Bringing CO2 transcritical to China
Opinions vary as when the CO2 transcritical wave that is sweeping Europe – and making progress in the United States – will reach China.
“Personally, I think that at least in the short term, large and mainstream applications will be with cascade, because you need some time to master the technology compared to HFCs,” Zhu said.
Nonetheless, he is confident that the energy savings delivered by CO2 transcritical systems will encourage retailers in China to adopt the technology.
“Of course, there will be some challenges regarding level of know-how. We still need to bring the infrastructure to the market,” said Zhu, citing availability and understanding of components as well as training levels among contractors and technicians among the issues to address.
“The biggest challenge is that we’re promoting something different from what people are used to working with. To train people, you need the right infrastructure, the right training materials, and the right equipment in place in China,” Zhu explained.
Describing the Chinese refrigeration market as having been “conservative for years”, the Danfoss representative warns that accelerating the CO2 transcritical rollout will be a steep learning curve – for industry associations, government agencies and refrigerant suppliers alike.

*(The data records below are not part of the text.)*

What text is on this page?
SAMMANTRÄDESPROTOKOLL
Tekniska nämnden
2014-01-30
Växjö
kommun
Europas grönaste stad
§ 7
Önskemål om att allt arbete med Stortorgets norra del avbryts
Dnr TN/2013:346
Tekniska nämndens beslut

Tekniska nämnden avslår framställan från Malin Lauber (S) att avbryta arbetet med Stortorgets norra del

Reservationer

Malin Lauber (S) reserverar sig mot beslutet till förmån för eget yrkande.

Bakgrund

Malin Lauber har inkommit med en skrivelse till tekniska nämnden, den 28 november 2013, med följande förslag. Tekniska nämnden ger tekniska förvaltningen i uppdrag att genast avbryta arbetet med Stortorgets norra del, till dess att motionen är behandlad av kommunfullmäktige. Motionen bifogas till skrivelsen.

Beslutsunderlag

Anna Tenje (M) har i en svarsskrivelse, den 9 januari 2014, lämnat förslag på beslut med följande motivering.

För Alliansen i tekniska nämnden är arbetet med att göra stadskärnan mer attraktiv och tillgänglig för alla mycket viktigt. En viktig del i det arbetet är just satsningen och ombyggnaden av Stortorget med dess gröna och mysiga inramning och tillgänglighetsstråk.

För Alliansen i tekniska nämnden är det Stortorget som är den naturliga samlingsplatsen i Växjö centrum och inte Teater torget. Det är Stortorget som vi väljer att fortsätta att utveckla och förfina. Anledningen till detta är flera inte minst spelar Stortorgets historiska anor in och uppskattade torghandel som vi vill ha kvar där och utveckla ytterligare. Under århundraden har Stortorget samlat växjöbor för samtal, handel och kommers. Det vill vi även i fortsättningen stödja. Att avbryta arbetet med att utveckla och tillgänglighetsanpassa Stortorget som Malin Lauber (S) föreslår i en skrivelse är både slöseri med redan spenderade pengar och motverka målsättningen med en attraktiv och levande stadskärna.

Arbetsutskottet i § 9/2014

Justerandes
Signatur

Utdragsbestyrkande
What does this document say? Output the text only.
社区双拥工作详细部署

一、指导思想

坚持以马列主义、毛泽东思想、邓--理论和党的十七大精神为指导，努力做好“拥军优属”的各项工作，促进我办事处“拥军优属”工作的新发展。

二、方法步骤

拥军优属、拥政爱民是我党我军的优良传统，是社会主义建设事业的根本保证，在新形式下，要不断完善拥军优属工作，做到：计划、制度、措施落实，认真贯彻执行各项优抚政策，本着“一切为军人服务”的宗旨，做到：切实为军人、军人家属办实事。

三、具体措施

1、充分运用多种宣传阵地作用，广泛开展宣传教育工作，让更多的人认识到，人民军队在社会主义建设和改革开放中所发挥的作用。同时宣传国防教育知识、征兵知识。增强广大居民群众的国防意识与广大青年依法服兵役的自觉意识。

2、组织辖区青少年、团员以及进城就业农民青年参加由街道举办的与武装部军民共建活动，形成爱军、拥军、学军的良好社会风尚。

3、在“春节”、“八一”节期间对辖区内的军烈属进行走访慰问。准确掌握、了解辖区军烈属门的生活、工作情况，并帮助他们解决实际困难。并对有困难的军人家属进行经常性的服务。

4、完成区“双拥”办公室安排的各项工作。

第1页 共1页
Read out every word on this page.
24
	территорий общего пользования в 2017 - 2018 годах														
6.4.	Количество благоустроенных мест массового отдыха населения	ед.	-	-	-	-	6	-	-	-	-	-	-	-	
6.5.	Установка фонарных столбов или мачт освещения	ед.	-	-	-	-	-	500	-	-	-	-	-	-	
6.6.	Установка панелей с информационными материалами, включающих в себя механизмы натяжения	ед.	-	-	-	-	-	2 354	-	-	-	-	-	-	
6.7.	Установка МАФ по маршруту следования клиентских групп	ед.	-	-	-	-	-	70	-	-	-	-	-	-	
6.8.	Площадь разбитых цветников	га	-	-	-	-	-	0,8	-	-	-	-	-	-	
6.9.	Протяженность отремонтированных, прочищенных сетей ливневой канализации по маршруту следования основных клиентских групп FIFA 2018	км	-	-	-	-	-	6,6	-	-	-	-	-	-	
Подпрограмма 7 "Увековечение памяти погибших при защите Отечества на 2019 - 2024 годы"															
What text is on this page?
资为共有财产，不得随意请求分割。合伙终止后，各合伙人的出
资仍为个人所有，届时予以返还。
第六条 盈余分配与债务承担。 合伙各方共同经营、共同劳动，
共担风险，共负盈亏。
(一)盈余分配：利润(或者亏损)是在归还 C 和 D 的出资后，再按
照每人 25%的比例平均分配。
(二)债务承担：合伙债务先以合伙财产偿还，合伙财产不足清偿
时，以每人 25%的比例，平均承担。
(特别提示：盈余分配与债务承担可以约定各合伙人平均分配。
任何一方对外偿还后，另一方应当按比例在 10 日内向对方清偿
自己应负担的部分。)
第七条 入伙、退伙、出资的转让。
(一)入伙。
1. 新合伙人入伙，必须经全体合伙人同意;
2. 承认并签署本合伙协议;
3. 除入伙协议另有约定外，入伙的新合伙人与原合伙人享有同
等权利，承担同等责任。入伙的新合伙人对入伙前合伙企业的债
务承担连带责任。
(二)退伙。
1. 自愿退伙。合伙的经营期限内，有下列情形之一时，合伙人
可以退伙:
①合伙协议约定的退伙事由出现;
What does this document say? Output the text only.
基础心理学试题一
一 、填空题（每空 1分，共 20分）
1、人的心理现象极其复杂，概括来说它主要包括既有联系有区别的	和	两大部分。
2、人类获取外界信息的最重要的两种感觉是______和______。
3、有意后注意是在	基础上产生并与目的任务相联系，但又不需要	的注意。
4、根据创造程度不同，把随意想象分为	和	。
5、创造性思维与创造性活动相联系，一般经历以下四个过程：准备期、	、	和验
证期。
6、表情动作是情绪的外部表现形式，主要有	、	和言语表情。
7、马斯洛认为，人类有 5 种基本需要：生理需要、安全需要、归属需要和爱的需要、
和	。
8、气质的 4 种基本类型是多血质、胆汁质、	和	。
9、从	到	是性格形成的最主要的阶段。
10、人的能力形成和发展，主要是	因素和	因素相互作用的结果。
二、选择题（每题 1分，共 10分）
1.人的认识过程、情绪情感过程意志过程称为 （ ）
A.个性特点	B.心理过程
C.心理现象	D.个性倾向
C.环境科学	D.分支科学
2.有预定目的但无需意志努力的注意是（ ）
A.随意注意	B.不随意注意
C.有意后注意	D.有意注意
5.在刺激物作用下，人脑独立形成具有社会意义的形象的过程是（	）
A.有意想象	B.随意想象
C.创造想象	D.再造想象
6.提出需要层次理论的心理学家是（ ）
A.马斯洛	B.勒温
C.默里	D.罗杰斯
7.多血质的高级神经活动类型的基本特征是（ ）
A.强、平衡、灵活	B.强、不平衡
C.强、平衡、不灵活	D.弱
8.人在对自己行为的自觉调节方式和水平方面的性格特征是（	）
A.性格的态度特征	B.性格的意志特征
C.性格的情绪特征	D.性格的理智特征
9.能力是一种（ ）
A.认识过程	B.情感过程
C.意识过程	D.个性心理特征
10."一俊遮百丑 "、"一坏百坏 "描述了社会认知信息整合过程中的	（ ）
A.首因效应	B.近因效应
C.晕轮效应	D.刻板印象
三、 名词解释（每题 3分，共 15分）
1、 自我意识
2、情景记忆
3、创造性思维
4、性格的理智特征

Zhu expects 100 CO2 cascade systems and perhaps one or two CO2 transcritical systems to be installed in China within the next five years. As a developing country in which the commercial refrigeration market is yet to mature, he believes China has an opportunity to transition from HFCs straight to natural refrigerants.
“We should work together to promote CO2 because this is the endgame for the whole industry. We need to make people step out of their comfort zones,” he said.
With this is mind, Danfoss is touring China to communicate the benefits of using innovations like electronic controls, case controls and expansion valves to deliver energy savings to the tune of 15-30%, helping retailers to reduce their operating costs.
“We need to change the mindset,” Zhu said.